If sweeping tariffs on our literally most treasured trading partners are such a good idea — and they are not; they are a demonstrably terrible idea — then why announce them and then immediately put a pause on them, as President Donald Trump did this week?
And if the president actually does understand the international economics of it all and so knows deep down that tariffs are counter-productive to the health of America’s businesses, then why would he think that they would be any better of an idea come April 2?
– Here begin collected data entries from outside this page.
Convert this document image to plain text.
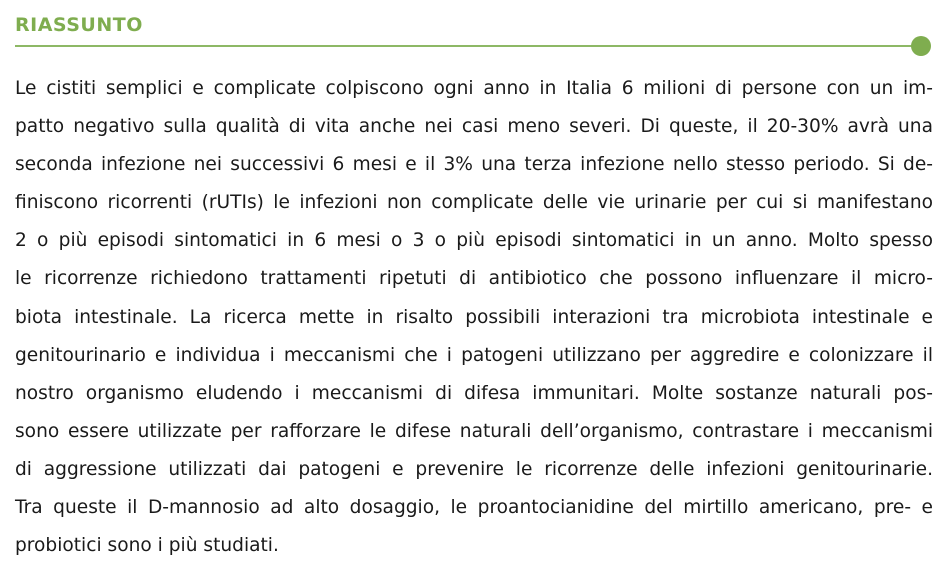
RIASSUNTO
Le cistiti semplici e complicate colpiscono ogni anno in Italia 6 milioni di persone con un im-
patto negativo sulla qualità di vita anche nei casi meno severi. Di queste, il 20-30% avrà una
seconda infezione nei successivi 6 mesi e il 3% una terza infezione nello stesso periodo. Si de-
finiscono ricorrenti (rUTIs) le infezioni non complicate delle vie urinarie per cui si manifestano
2 o più episodi sintomatici in 6 mesi o 3 o più episodi sintomatici in un anno. Molto spesso
le ricorrenze richiedono trattamenti ripetuti di antibiotico che possono influenzare il micro-
biota intestinale. La ricerca mette in risalto possibili interazioni tra microbiota intestinale e
genitourinario e individua i meccanismi che i patogeni utilizzano per aggredire e colonizzare il
nostro organismo eludendo i meccanismi di difesa immunitari. Molte sostanze naturali pos-
sono essere utilizzate per rafforzare le difese naturali dell’organismo, contrastare i meccanismi
di aggressione utilizzati dai patogeni e prevenire le ricorrenze delle infezioni genitourinarie.
Tra queste il D-mannosio ad alto dosaggio, le proantocianidine del mirtillo americano, pre- e
probiotici sono i più studiati.
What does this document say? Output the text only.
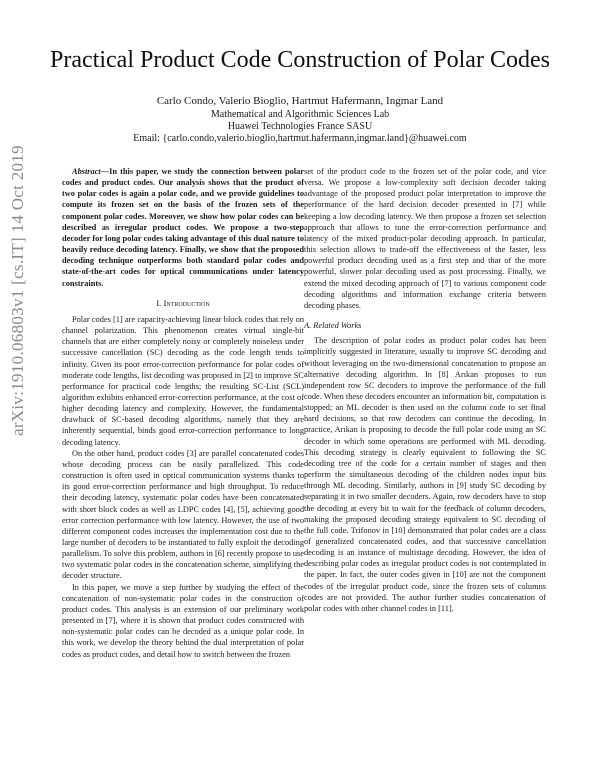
arXiv:1910.06803v1 [cs.IT] 14 Oct 2019
Practical Product Code Construction of Polar Codes
Carlo Condo, Valerio Bioglio, Hartmut Hafermann, Ingmar Land
Mathematical and Algorithmic Sciences Lab
Huawei Technologies France SASU
Email: {carlo.condo,valerio.bioglio,hartmut.hafermann,ingmar.land}@huawei.com

Abstract—In this paper, we study the connection between polar codes and product codes. Our analysis shows that the product of two polar codes is again a polar code, and we provide guidelines to compute its frozen set on the basis of the frozen sets of the component polar codes. Moreover, we show how polar codes can be described as irregular product codes. We propose a two-step decoder for long polar codes taking advantage of this dual nature to heavily reduce decoding latency. Finally, we show that the proposed decoding technique outperforms both standard polar codes and state-of-the-art codes for optical communications under latency constraints.

I. Introduction

Polar codes [1] are capacity-achieving linear block codes that rely on channel polarization. This phenomenon creates virtual single-bit channels that are either completely noisy or completely noiseless under successive cancellation (SC) decoding as the code length tends to infinity. Given its poor error-correction performance for polar codes of moderate code lengths, list decoding was proposed in [2] to improve SC performance for practical code lengths; the resulting SC-List (SCL) algorithm exhibits enhanced error-correction performance, at the cost of higher decoding latency and complexity. However, the fundamental drawback of SC-based decoding algorithms, namely that they are inherently sequential, binds good error-correction performance to long decoding latency.

On the other hand, product codes [3] are parallel concatenated codes whose decoding process can be easily parallelized. This code construction is often used in optical communication systems thanks to its good error-correction performance and high throughput. To reduce their decoding latency, systematic polar codes have been concatenated with short block codes as well as LDPC codes [4], [5], achieving good error correction performance with low latency. However, the use of two different component codes increases the implementation cost due to the large number of decoders to be instantiated to fully exploit the decoding parallelism. To solve this problem, authors in [6] recently propose to use two systematic polar codes in the concatenation scheme, simplifying the decoder structure.

In this paper, we move a step further by studying the effect of the concatenation of non-systematic polar codes in the construction of product codes. This analysis is an extension of our preliminary work presented in [7], where it is shown that product codes constructed with non-systematic polar codes can be decoded as a unique polar code. In this work, we develop the theory behind the dual interpretation of polar codes as product codes, and detail how to switch between the frozen

set of the product code to the frozen set of the polar code, and vice versa. We propose a low-complexity soft decision decoder taking advantage of the proposed product polar interpretation to improve the performance of the hard decision decoder presented in [7] while keeping a low decoding latency. We then propose a frozen set selection approach that allows to tune the error-correction performance and latency of the mixed product-polar decoding approach. In particular, this selection allows to trade-off the effectiveness of the faster, less powerful product decoding used as a first step and that of the more powerful, slower polar decoding used as post processing. Finally, we extend the mixed decoding approach of [7] to various component code decoding algorithms and information exchange criteria between decoding phases.

A. Related Works

The description of polar codes as product polar codes has been implicitly suggested in literature, usually to improve SC decoding and without leveraging on the two-dimensional concatenation to propose an alternative decoding algorithm. In [8] Arıkan proposes to run independent row SC decoders to improve the performance of the full code. When these decoders encounter an information bit, computation is stopped; an ML decoder is then used on the column code to set final hard decisions, so that row decoders can continue the decoding. In practice, Arıkan is proposing to decode the full polar code using an SC decoder in which some operations are performed with ML decoding. This decoding strategy is clearly equivalent to following the SC decoding tree of the code for a certain number of stages and then perform the simultaneous decoding of the children nodes input bits through ML decoding. Similarly, authors in [9] study SC decoding by separating it in two smaller decoders. Again, row decoders have to stop the decoding at every bit to wait for the feedback of column decoders, making the proposed decoding strategy equivalent to SC decoding of the full code. Trifonov in [10] demonstrated that polar codes are a class of generalized concatenated codes, and that successive cancellation decoding is an instance of multistage decoding. However, the idea of describing polar codes as irregular product codes is not contemplated in the paper. In fact, the outer codes given in [10] are not the component codes of the irregular product code, since the frozen sets of columns codes are not provided. The author further studies concatenation of polar codes with other channel codes in [11].
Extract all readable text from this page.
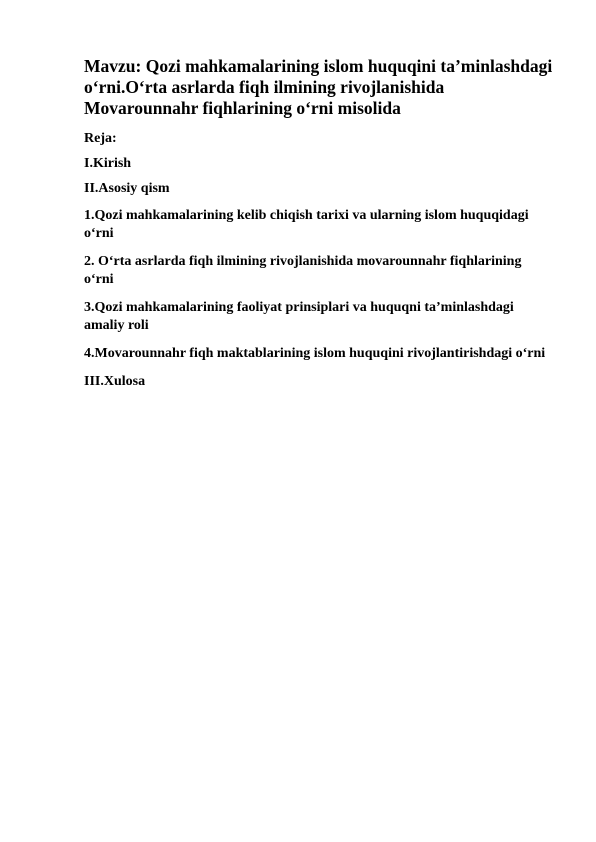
Mavzu: Qozi mahkamalarining islom huquqini ta’minlashdagi o‘rni.O‘rta asrlarda fiqh ilmining rivojlanishida Movarounnahr fiqhlarining o‘rni misolida
Reja:
I.Kirish
II.Asosiy qism
1.Qozi mahkamalarining kelib chiqish tarixi va ularning islom huquqidagi o‘rni
2. O‘rta asrlarda fiqh ilmining rivojlanishida movarounnahr fiqhlarining o‘rni
3.Qozi mahkamalarining faoliyat prinsiplari va huquqni ta’minlashdagi amaliy roli
4.Movarounnahr fiqh maktablarining islom huquqini rivojlantirishdagi o‘rni
III.Xulosa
Because it simply can’t be, as Trump’s most ardent economic apologists have long maintained, that such feints are the tactics of a brilliant negotiator as part of the art of the deal that mere mortals can’t be expected to comprehend. He’s back-pedaled so many times on tariffs, his “favorite word in the dictionary,” that it’s impossible to say what his real end game is. (That’s why China, whose leaders are totalitarian but nothing if not smart, is staying mostly silent on the tariff issue until the United States’ confusing back and forth on it settles down.) Certainly the financial markets despise the tariff policy, both threats of them and actual impositions; U.S. equities plunged when Wall Street opened Thursday morning because, as Bloomberg reported, “Trump’s tariff plans continue to spook investors.” U.S. stocks closed down 1.8% at the end of the trading day.
For an administration that claims to want to make the American economy great “again,” would it not have made sense to check in with Detroit automobile manufacturers before enacting, or pretending to be about to enact, huge tariffs on Canada and Mexico, partnerships with which make U.S. cars and trucks cheaper and better?
Because after Trump said that he would apply across-the-board 25% tariffs on both of our neighbors, the auto industry properly screamed bloody murder — American vehicles go back and forth across both borders as they are built — and the administration immediately reversed itself, giving automakers a one-month deferral.
Why not talk to Detroit beforehand instead of making such a foolish decision detrimental to American business, to labor, to consumers?
And, again, if the tariffs are a bad idea now — and they are — why will they be any better of an idea in April? Would we be waiting on, say, proof from Canada that it is cracking down on (almost non-existent) cross-border fentanyl smuggling?
The president in his speech this week to a joint session of Congress said something that may provide a window into his worldview: “Tariffs are not just about protecting American jobs, they are about protecting the soul of our country.”